My husband and I have an LLC for our work doing small engine repair. Occasionally our son helps a little, but otherwise it’s just us.
My husband has a close friend and former co-worker who is losing their job, and we are very busy and could use help, but we are deeply morally opposed to profiting from someone else’s labor. I was thinking that perhaps we could subcontract stuff to her for a little bit, and if things are working out, then we figure out how to restructure the business.*
There is a restaurant in a nearby town that is worker-owned, but I haven’t asked there for advice partly because their structure is byzantine, and idk if that comparison is apples-to-oranges because of the wildly different industries.
*
I understand that sharing ownership means sharing control. I would have qualms about that with pretty much every person I know because most people aren’t as obsessed with details and informed decision-making etc as I am; I am not concerned about that with this friend, because she has the same flavor of AuDHD as I do. I was undiagnosed when we met her, and our striking similarities in personalities and behaviors were a huge part of the reasons for seeking diagnosis.

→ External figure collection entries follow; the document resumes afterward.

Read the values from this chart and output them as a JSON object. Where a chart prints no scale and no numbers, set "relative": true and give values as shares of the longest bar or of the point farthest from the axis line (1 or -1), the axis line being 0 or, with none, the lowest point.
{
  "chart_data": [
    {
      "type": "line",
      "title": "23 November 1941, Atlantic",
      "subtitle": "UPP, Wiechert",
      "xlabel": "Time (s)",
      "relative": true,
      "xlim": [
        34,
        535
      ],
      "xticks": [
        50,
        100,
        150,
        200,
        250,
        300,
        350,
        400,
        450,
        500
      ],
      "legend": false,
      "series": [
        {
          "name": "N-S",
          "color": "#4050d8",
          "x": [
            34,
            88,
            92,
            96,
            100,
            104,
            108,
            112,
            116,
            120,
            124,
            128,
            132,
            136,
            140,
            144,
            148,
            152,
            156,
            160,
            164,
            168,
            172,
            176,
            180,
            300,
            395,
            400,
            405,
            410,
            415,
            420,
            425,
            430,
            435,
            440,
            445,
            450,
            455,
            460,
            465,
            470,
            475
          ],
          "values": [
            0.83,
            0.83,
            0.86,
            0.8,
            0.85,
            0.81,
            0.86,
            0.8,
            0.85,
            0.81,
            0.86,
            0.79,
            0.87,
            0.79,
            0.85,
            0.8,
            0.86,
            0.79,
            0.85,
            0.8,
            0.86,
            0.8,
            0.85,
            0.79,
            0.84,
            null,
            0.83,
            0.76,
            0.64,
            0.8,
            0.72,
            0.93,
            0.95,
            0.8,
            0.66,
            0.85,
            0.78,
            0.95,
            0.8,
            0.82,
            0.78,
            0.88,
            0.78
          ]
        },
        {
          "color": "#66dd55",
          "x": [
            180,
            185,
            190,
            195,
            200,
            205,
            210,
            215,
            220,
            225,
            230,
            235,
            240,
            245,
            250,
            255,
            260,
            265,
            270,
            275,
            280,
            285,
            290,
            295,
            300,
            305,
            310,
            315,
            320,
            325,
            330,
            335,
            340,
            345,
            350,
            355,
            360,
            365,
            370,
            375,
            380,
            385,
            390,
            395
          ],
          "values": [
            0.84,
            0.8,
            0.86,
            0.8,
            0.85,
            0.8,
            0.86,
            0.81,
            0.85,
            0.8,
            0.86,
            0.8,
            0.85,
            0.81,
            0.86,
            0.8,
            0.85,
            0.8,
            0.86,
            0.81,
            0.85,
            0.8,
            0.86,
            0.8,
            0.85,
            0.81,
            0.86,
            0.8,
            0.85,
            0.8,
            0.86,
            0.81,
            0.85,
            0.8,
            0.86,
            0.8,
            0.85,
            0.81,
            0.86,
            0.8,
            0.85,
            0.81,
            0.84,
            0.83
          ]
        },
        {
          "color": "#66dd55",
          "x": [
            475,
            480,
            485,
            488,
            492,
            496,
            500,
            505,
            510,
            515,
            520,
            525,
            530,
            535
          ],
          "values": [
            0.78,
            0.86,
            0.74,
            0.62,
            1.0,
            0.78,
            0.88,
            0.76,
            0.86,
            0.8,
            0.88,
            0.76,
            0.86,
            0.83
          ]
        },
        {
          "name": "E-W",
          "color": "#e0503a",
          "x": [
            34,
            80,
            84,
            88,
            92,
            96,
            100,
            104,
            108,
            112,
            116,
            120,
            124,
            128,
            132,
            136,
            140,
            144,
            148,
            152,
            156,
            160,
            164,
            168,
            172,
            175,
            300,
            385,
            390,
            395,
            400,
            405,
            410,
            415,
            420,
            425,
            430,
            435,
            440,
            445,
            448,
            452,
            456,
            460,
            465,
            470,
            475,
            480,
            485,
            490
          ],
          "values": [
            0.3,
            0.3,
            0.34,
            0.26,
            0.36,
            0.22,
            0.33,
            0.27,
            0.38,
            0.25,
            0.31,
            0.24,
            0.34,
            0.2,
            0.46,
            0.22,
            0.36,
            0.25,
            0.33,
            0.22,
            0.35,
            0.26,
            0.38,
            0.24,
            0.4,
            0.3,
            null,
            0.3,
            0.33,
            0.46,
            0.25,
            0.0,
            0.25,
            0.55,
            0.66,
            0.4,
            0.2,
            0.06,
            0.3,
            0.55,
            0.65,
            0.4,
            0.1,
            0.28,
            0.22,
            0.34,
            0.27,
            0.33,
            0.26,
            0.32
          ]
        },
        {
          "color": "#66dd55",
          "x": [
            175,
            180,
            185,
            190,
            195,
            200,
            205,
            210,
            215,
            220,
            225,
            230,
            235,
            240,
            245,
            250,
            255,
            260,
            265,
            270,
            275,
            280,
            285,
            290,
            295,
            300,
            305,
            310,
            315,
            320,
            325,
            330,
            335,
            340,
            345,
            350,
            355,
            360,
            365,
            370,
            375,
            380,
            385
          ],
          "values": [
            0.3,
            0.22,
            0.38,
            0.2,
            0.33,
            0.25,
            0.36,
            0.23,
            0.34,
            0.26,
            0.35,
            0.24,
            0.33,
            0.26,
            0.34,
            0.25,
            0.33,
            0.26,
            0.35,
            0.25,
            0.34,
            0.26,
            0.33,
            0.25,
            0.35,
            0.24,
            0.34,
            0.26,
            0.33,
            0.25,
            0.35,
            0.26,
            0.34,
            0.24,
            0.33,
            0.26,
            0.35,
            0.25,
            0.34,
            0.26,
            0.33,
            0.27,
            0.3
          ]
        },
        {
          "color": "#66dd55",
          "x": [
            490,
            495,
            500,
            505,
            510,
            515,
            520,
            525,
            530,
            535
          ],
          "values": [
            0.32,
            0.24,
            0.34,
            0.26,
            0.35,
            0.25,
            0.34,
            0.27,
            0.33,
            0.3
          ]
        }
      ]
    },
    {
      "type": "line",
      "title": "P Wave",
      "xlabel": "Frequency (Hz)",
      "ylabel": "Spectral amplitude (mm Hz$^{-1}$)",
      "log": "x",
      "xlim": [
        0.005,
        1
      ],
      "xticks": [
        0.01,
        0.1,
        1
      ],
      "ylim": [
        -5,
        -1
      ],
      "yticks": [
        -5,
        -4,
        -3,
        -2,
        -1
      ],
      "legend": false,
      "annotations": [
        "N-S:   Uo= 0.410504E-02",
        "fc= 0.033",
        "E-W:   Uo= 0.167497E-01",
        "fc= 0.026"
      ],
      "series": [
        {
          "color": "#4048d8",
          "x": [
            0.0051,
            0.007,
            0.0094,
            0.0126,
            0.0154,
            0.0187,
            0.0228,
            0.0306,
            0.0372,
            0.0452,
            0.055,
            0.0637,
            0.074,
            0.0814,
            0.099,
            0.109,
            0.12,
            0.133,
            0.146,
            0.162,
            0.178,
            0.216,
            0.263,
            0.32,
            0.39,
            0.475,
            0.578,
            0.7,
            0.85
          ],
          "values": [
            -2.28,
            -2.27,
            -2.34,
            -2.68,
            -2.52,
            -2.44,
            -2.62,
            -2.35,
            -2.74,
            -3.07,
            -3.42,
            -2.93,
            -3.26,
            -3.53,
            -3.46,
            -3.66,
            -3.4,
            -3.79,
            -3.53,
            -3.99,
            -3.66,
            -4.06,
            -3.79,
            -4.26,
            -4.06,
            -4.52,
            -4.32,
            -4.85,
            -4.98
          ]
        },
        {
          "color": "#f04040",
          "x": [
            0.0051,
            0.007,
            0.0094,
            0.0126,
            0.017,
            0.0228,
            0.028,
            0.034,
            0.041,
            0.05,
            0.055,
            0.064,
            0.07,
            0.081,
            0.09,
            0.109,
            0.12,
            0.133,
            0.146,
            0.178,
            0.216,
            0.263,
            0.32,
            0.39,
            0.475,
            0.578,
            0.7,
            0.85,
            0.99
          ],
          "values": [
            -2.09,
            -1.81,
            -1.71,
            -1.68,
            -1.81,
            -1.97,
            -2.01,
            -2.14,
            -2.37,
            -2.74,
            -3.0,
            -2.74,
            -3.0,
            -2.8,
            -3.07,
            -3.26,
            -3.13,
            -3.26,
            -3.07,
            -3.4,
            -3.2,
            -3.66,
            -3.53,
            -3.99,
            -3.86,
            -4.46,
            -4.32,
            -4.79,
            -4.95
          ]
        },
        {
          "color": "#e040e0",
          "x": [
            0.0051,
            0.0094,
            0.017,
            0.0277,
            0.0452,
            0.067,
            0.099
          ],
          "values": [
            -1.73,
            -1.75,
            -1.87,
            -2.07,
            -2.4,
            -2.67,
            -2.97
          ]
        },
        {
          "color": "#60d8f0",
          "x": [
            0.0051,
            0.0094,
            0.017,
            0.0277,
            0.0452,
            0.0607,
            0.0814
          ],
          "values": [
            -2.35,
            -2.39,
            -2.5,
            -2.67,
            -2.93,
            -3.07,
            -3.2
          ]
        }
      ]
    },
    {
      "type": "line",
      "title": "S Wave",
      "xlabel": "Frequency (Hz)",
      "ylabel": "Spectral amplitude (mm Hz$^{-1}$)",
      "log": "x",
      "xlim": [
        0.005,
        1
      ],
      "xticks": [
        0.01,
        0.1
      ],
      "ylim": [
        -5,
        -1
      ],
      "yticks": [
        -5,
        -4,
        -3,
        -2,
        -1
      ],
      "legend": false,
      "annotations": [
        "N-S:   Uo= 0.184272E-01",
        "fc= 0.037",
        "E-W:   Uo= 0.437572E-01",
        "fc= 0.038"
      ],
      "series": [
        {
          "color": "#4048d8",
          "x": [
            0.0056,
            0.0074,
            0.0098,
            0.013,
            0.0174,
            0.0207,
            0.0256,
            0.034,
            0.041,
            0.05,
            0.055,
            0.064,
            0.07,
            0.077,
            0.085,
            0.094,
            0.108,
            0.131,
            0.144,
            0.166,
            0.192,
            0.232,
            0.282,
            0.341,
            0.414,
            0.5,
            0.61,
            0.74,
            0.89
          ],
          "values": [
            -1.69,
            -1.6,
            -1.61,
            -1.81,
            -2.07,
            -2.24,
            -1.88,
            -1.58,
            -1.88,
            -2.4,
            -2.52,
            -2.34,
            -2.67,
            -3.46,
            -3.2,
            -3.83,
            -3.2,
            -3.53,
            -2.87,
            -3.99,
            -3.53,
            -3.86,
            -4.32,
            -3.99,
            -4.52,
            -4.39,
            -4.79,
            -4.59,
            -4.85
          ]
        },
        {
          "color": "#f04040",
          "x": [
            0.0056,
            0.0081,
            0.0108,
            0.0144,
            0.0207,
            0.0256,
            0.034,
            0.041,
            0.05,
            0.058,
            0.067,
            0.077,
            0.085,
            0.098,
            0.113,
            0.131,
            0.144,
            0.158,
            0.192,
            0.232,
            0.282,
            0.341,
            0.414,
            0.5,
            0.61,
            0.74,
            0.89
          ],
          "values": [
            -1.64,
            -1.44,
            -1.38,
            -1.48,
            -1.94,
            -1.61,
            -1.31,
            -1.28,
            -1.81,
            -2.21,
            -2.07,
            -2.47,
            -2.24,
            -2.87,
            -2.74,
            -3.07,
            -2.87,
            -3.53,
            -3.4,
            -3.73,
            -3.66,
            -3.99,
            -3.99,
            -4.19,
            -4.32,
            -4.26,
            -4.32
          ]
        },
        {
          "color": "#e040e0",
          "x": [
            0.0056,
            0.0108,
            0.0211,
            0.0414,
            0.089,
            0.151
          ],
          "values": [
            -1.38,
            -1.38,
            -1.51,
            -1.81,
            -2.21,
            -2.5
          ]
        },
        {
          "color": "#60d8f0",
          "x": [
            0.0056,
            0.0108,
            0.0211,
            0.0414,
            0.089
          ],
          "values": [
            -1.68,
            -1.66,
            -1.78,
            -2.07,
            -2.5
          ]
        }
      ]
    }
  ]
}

Also, it’s a rural area, everybody knows everybody, and she is someone with deep roots who is pretty universally loved and respected. There are few people I would trust to try to step into my life and fill in for me if I were seriously injured, but I know she would give everything as much or more care than I do. She is the best.
It’s not very hard, you just need to refile your LLC into a partnership LLC and then write up an operating agreement. The only real difference will come during tax season, as you will only be able to split deductions based on ownership percentage.
Tbh, it doesn’t really matter whether you are legally “worker-owned”. The operating agreement dictates responsibility and reward regardless of whether they own 33% or 5%, so long as it’s not a publicly traded company.
Your biggest concern is most likely going to be the reduction in tax offsetting for whoever is investing in the LLC, ie paying for items associated with the business with money not originating from the business itself.
“Worker owned” businesses are mostly a legal fiction in the US, and are mostly dependent on operating agreements, or they are non-profits. The tax system here just isn’t set up to accommodate equitable organizations that are more than just a handful of people.